Федор каждый раз, взглядывая на притиснутое, хищно-подлое лицо Пимена, – здесь, в столице православия, утратившее образ надменного величия, сущего в нем на Руси, где Пимена окружала и поддерживала святость самого сана, – чуял непреодолимую гадливость, какую чуешь, едва не наступив на выползающую из-под ног гадюку. И все же приходило и разговаривать, и величать владыкою… Хочешь не хочешь, а пребывание на чужбине сближает!
Пимен был подлец свой, отечественный, а греки, коим он раздавал сейчас московское серебро, были подлецы чужие и потому казались порою Федору все на одно лицо: велеречивые и ласково-увертливые в отличие от напористо-грубых и по-своему прямых латинян. Хорошо зная историю, читавши и Малалу, и Пселла, и Хониата, и Константина Багрянородного, и десятки иных историков, философов, богословов, Федор изумлялся порой: куда делась всегдашняя греческая спесь, заставлявшая их в прежние века считать всех прочих варварами, а Русь называть дикой Скифией? Так быстро сменилась она угодничеством и трусостью! Неужели и с русичами это когда-нибудь сможет произойти? Впрочем, последнюю мысль, как ясно нелепую, Федор отбрасывал от себя.
Дело, однако, хоть и с обычною византийской медленностью и проволочками, двигалось, и уже яснело кое-что, неясное допрежь. И вот тут-то Федор и начал поневоле задумываться все более.
Киприан уехал, и делиться своими сомнениями ему стало не с кем. А неясности начинались вот отчего.
Как-то слишком легко, подозрительно легко, невзирая на все приносы и подкупы, соглашались греки снять с митрополии Пимена! Похоже было, что это давным-давно решено в секретах, и только от него, Федора, почему-то скрывают уже готовое решение. Вечерами он сидел без сна, отославши спутников своих, воскрешал мысленным взором эти гладкие, худые и полные, старые и молодые, но одинаково непроницаемые лица, и думал. Почему патриарх Нил, его мерность, сегодня на приеме поглядел на него с чуть заметным видимым сокрушением? Что они все скрывают от меня? Зачем хартофилакт столь въедливо и много являл ему прежние соборные решения, не то оправдываясь, не то пытаясь ему нечто внушить? Ну да! Тогда собирались снять сан с обоих, с Пимена и Киприана, но ведь ради Дионисия, которого теперь уже нет?!
Почто нотарий расспрашивал намедни княжого боярина Трофима Шохова о здоровье Дмитрия Иваныча, добиваясь ответа: не болен ли великий князь?

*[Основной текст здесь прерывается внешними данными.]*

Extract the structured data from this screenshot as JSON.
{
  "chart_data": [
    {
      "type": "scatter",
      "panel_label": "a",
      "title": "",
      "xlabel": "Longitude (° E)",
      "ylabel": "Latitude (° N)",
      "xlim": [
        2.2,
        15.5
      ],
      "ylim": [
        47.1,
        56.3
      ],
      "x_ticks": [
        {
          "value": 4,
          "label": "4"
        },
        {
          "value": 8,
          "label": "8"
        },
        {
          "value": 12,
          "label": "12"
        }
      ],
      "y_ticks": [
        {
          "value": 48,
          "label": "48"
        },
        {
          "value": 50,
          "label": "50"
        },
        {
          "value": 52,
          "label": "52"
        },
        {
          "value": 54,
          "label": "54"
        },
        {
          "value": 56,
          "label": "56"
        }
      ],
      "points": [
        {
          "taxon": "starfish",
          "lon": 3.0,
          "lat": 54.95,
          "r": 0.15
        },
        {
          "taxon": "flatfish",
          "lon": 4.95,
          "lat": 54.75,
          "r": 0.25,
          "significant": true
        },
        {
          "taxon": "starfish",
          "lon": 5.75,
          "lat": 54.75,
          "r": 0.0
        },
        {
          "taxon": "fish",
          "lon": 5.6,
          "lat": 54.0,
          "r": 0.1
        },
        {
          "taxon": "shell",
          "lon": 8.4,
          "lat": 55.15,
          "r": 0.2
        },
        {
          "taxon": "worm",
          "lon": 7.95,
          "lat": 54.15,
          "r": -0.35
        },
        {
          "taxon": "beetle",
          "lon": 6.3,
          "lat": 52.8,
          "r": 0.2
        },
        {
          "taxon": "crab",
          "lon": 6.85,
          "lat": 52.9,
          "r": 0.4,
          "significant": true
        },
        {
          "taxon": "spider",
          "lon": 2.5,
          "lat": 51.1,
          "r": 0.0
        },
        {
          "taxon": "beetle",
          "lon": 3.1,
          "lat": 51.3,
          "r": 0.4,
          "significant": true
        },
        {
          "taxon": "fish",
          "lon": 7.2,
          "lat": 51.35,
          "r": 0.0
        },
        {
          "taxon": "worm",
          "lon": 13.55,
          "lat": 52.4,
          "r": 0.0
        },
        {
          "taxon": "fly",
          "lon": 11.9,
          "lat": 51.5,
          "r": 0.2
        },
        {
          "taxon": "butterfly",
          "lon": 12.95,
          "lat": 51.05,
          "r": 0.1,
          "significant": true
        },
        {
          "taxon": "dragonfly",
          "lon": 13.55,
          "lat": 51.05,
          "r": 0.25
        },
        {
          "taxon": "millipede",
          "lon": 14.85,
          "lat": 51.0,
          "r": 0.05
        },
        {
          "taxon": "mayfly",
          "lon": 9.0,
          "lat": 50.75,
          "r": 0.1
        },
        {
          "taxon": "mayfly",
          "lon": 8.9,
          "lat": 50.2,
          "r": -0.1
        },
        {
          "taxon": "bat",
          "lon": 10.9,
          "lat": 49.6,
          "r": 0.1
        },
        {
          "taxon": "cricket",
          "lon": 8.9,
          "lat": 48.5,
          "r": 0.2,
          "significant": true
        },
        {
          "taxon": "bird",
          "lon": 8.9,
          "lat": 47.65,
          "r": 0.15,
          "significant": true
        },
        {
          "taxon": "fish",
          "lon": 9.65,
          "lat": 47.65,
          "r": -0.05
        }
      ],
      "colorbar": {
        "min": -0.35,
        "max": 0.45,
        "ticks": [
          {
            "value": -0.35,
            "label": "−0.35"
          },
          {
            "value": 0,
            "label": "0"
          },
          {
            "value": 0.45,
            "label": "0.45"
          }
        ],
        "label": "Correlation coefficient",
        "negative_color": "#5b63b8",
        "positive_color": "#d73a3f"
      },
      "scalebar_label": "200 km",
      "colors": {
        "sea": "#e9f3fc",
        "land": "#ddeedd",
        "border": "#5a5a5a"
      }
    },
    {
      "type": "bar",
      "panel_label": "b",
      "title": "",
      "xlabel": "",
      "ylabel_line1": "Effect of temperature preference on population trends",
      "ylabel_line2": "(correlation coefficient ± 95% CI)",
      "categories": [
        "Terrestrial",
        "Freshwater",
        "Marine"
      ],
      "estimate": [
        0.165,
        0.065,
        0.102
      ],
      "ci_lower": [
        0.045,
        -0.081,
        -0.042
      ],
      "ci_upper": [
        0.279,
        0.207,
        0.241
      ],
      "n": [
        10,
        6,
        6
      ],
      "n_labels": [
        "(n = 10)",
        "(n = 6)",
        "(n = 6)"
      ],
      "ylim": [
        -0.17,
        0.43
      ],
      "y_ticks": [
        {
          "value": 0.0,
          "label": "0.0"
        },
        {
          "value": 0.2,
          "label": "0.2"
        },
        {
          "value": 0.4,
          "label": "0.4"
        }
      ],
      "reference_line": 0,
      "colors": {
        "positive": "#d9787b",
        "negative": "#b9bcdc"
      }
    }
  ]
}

Или Пимен чего наговорил? И что за красная мантия мелькнула перед ним в глубине перехода в патриаршьи палаты сегодня утром? Мелькнула и исчезла на каменной лестнице, словно бы убоявшись встречи с ним, с Федором…
Католики в палатах главы православной церкви… Зачем?
Настоятель монастыря ничего не знал, не ведал и разводил руками.
Слишком ничего не знал, слишком усиленно разводил руками. А истина меж тем была где-то совсем рядом и являлась исключительно простой, и ведома была многим, ежели не всем!
Федор лежал, отбросивши грубое, домотканое, пахнущее шерстью одеяло, и думал. Скоро иноки пойдут к полунощнице, он же все не может заснуть.
Чего он страшит? Дела идут превосходно! Скоро соберется синклит, с Пимена снимут сан… Федор решительно спускает ноги с постели, накидывает однорядку, сует ноги в легкие кожаные греческие калиги, выходит на двор.
Будильщик на башне ворот глухо ударяет в бронзовую доску, отмечая час пополуночи, кашляя, бредет в свою каморку. Чуть помедлив, Федор сквозь калитку, откинувши щеколду, протискивается на улицу.
Кто-то окликает его чуть слышно. Облитый лунным светом, к нему скользит, словно призрак, закутанный в хламиду с капюшоном монах. Проходя мимо, шепотом называет маленький монастырь близ Влахерн и, уже удаляясь, добавляет: «Завтра ночью!».
Федор дергается было догнать инока, но что-то подсказывает ему, что этого делать нельзя. Он медленно подходит к калитке в городовой стене, через которую они с Киприаном выходили на берег. В темном каменном проходе оглядывает: не идут ли за ним? Медлит, но все спокойно. Федор, уже усмехаясь собственным подозрениям, выходит на пахнущий водорослями и морем простор. Усыпанная звездами твердь умиротворенно баюкает сонные рыбачьи челны. Рыбаки станут собираться здесь, – он уже изучил их обычаи, – только после полунощницы, теперь же вокруг были одиночество и тишина, залитые мертвенным лунным светом. Вот что-то шевельнулось в отдалении. Кошка?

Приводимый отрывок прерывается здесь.